Figure 7. Insulin-like growth factor 2 mRNA-binding protein family (IGF2BP3) knockdown impairs tumor growth in vivo. (a) Images showing tumors harvested from each group. (b) Plotted data depicting tumor growth curves in different groups (n = 4) (*P < 0.05, **P < 0.01, vs. sh-control). (c) Analyzed data showing the individual tumor weight from each group (n = 4) (*P < 0.05, vs. sh-control). (d and e) Results of RT-qPCR (d) and representative images of western blot analysis (e) showing the expression of IGF2BP3 and PLAGL2 in harvested xenograft tumors (*P < 0.05, vs. sh-control).
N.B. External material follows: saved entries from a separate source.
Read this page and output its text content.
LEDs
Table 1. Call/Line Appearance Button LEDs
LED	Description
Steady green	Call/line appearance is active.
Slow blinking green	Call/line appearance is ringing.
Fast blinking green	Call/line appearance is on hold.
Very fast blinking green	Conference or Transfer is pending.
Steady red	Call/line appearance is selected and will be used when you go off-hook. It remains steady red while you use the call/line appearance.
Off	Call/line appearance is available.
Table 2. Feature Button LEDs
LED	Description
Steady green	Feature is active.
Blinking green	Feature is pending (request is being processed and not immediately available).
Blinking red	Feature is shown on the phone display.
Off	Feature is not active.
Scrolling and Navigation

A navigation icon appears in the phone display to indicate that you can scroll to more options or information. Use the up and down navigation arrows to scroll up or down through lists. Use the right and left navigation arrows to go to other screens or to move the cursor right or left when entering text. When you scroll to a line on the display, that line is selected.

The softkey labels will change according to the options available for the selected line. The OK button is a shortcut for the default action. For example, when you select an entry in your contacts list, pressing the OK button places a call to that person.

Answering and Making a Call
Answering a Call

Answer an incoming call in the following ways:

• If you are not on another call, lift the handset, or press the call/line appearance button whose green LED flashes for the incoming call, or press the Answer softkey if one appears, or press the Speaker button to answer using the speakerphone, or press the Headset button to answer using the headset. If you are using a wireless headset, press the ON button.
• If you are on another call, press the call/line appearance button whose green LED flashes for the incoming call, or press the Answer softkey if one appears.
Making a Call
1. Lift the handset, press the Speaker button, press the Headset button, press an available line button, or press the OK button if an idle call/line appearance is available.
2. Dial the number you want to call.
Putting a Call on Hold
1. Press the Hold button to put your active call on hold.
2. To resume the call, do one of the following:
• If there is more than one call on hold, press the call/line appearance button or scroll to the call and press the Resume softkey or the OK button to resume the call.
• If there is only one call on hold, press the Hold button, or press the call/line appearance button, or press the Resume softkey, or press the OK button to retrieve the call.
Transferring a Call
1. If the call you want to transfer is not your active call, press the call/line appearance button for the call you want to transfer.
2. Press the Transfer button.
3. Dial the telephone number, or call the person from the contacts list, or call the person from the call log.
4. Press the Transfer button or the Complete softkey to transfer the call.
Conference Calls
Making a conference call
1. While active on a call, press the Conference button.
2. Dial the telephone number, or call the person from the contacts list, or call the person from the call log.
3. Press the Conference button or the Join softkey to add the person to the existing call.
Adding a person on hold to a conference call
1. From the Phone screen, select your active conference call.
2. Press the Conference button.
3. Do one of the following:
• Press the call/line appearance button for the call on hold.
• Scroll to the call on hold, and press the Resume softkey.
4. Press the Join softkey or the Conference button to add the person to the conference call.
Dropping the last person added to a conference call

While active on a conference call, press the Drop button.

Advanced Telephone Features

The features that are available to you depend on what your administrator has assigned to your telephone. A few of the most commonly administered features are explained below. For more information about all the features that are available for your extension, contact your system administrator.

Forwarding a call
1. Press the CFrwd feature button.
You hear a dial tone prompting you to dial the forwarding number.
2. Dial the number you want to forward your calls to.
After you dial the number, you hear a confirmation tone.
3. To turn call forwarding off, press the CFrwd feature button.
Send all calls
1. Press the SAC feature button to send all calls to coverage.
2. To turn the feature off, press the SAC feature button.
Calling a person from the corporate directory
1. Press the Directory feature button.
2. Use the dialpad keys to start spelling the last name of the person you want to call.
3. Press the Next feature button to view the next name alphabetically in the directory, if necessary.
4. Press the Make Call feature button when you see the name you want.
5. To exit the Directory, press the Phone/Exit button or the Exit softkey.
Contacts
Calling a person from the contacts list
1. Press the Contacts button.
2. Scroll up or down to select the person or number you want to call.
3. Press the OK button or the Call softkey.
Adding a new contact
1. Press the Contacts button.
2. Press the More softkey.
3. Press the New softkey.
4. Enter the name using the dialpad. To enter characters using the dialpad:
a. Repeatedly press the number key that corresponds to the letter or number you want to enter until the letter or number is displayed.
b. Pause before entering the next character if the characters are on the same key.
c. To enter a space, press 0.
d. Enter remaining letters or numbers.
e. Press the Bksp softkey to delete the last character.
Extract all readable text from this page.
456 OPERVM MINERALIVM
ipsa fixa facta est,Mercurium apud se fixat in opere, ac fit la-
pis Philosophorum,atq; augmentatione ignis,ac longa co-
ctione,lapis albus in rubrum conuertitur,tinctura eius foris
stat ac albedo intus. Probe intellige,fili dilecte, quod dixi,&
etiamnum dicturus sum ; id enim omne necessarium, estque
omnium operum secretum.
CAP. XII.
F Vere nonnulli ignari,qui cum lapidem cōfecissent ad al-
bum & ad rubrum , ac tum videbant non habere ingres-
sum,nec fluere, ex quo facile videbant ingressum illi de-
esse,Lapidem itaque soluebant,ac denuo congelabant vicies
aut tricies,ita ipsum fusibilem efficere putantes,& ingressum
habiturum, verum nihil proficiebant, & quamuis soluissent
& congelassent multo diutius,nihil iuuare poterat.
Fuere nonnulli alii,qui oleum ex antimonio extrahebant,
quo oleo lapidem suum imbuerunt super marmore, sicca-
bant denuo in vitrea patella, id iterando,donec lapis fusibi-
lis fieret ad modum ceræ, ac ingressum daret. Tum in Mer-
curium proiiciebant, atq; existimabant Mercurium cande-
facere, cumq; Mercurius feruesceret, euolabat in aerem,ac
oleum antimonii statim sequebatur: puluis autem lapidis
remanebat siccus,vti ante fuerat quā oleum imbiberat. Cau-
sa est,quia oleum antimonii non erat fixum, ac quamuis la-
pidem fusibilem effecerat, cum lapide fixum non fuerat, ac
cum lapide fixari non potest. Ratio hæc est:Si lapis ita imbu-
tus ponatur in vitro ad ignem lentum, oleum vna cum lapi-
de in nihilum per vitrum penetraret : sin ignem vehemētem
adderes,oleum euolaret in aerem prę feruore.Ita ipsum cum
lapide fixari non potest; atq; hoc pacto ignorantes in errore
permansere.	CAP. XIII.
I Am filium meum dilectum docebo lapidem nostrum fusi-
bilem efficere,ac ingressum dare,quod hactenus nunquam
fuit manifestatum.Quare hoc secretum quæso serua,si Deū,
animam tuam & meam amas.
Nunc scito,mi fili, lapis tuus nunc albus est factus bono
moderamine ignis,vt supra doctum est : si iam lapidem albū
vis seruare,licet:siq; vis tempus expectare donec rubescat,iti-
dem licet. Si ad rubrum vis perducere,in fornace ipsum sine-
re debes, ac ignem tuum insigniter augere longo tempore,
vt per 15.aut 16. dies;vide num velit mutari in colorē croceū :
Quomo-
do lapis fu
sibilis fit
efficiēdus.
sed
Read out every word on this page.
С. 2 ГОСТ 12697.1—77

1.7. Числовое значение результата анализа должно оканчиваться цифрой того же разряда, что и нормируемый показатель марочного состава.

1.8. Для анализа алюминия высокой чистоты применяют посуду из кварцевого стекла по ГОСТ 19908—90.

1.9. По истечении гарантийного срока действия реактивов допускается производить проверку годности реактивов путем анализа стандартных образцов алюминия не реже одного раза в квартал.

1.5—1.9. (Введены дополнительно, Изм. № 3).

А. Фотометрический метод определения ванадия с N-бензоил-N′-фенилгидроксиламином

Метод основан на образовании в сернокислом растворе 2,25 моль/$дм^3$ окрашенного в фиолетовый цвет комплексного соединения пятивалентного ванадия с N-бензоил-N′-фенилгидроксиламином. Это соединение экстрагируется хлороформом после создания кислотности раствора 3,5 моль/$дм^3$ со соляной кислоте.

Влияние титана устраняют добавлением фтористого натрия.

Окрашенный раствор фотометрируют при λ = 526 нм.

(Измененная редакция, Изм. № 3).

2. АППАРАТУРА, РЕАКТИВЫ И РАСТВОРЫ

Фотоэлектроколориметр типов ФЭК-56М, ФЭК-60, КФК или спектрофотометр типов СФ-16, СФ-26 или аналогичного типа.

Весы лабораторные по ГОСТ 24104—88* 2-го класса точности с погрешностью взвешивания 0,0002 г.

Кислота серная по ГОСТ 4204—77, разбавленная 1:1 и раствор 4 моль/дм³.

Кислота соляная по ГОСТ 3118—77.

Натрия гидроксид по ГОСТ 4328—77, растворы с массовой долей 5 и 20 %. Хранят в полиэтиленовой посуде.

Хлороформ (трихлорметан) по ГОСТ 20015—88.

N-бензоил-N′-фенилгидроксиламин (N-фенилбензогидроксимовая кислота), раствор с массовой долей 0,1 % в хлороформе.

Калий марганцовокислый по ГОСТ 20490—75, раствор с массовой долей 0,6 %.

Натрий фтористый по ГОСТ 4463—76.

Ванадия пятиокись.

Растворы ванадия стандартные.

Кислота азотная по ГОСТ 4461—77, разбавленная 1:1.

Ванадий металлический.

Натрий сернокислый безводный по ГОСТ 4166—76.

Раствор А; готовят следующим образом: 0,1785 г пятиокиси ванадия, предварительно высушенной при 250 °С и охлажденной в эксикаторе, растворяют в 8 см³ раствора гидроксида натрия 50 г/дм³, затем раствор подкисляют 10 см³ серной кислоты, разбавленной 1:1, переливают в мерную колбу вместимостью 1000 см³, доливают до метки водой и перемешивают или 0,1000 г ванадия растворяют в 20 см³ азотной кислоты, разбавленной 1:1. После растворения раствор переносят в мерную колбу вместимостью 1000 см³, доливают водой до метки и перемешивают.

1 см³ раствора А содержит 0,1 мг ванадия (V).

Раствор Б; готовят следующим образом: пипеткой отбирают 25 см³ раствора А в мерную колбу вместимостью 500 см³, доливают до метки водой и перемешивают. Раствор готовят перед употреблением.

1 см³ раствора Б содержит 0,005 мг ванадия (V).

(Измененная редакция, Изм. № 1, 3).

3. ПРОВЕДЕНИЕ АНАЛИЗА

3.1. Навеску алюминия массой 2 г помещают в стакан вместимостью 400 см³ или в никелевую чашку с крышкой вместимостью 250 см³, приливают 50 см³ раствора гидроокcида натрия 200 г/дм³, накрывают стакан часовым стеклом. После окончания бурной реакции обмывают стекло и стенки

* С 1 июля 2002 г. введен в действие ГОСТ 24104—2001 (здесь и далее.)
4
Figure 8. A schematic diagram for the mechanisms of insulin-like growth factor 2 mRNA-binding protein family (IGF2BP3) knockdown on ovarian cancer proliferation inhibition is mediated by PLAGL2 through mRNA stability regulation. In mechanism research, knockdown IGF2BP1 inhibits cell proliferation and is downstream gene PLAGL2 mRNA stability. Like IGF2BP1, unregulated PLAGL2 indicates a poor prognosis in ovarian cancer. Together this indicates that IGF2BP1 knockdown represses ovarian cancer cell proliferation largely by regulating target gene PLAGL2 mRNAs stability.